Não vou começar dizendo que os brasileiros somos o povo mais simpático do mundo. A minha saudade de casa anda tão aguda que julgo não ter, no momento, capacidade de fazer um julgamento (o mais) racional (possível) sobre o tema.
Mas posso afirmar, com letras garrafais, que nunca a falta de simpatia me provocou tanto desamor quanto neste período em que estou longe do meu lugar. Por outro lado, ando distribuindo beijos e abraços para quem tem comigo um gesto de gentileza ou afabilidade. Devem até pensar que ando louca.
Comecemos pelo lado negativo. No meu aniversário, recebi como surpresa um colorido e perfumado buquê de flores. Mas qual não foi a minha outra surpresa quando a floricultura me ligou e disse que ninguém no meu prédio quis guardar o presente até a minha chegada do trabalho. Não era um chouriço mal cheiroso ou uma escultura enorme de ferro retorcido. Era um ramo de flores, que enfeitaria a casa da pessoa bondosa por pelo menos uma tarde...
O entregador, então, passou a tentar com os vizinhos, e uma senhora de seus 80 anos, que eu não conhecia e que mora a alguns bons metros da minha casa, decidiu guardar o presente. Cheguei do meu jantar comemorativo depois das 22h e, com vergonha, apertei a campainha. Ela e o filho surgiram sorridentes e me entregaram o buquê. Acho que disse tantas vezes obrigada que eles acharam que eu não conhecia outra palavra em português.

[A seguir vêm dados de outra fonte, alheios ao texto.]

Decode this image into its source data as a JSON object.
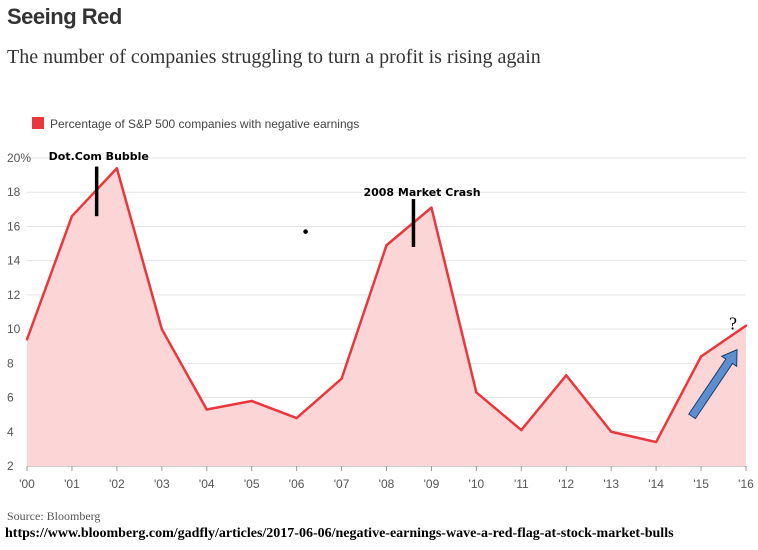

Em uma cidade da Espanha, fui até o balcão de informações da estação ferroviária perguntar se tinham o telefone do terminal de ônibus: é de pensar que haja alguma comunicação entre esses lugares, não? “Não sei. Talvez tenha no jornal que circula pela cafeteria”, respondeu-me a encarregada. Enganei-me tanto ao imaginar que ela iria mexer no seu maravilhoso computador com internet e me passar o número?
Por outro lado, chegamos a um restaurante, para comer e passar o tempo enquanto esperávamos a demorada partida do trem. E olhe lá: não é que a dona era brasileira, paulistana “da gema”? Mesmo com a cozinha já fechada, ela preparou um prato para nós, guardou as malas para que pudéssemos fazer um passeio, e ainda brincou: “A única coisa que não faço é emprestar a minha cama para você tirar um cochilo”. Em agradecimento, abracei e beijei minha conterrânea. Acho que, acostumada a gestos mais contidos deste lado do Atlântico, ela estranhou...
E um dia eu fecho a casa com a chave lá dentro – acontece com tudo mundo, ou só comigo? – e bato na porta da vizinha em busca de um possível ajuda. Atende-me uma senhora, e lá de dentro a velhinha, dona da casa, vai logo dizendo: “Avisa que eu não tenho a chave de ninguém aqui”. Indicar um chaveiro para uma estrangeira também é difícil, né?
Aí, você entrega o seu amado casaco de couro rasgado para o conserto. Preocupada com o estado que a peça terá após a renovação, pergunto como será feita a mudança: vai colar? vai costurar? “Minha colega sabe fazer o trabalho dela”, responde a atendente. Poxa vida, ela poderia entender: a gente desenvolve uma relação emocional com certas roupas...
E quando você sai correndo, atrasada, e a pessoa que está dentro do elevador, em vez de segurar a porta, faz aquela cara de: “Fecha rápido que eu não quero companhia”? Ou quando você impede o fechamento para alguém poder entrar, e ele entra sem dizer um “obrigado”?
Quando uma pessoa esbarra em você e não pede desculpa? Quando você sorri para o vizinho, e ele finge que não o conhece? Custa fazer um agradinho às pessoas?
Para compensar tudo isso, há um senhor que mora no térreo de um prédio mais à frente que sempre me cumprimenta com um: “Olá, viva!” e que me dá tchauzinho quando estou perto da janela, lendo. Há o entregador dos correios que me deseja “bom trabalho”. Há a caixa do supermercado que entende minha dificuldade em me livrar da nota de grande valor e me dá o troco acompanhado de um sorriso. Pequenos gestos que adornam meu dia.
Talvez o Brasil realmente exale camaradagem em maiores doses do que a Europa ou talvez eu só esteja prestando mais atenção aos mal-humorados de plantão que circulam por aqui. Por outro lado, os sinais amistosos que recebo têm tido um peso muito maior no meu dia a dia. Parece que, quando estamos privados de quase tudo que nos é familiar, um sorriso diminui o desamparo e equivale a um abraço amigo. Como diz o mestre Jorge Ben Jor, salve simpatia!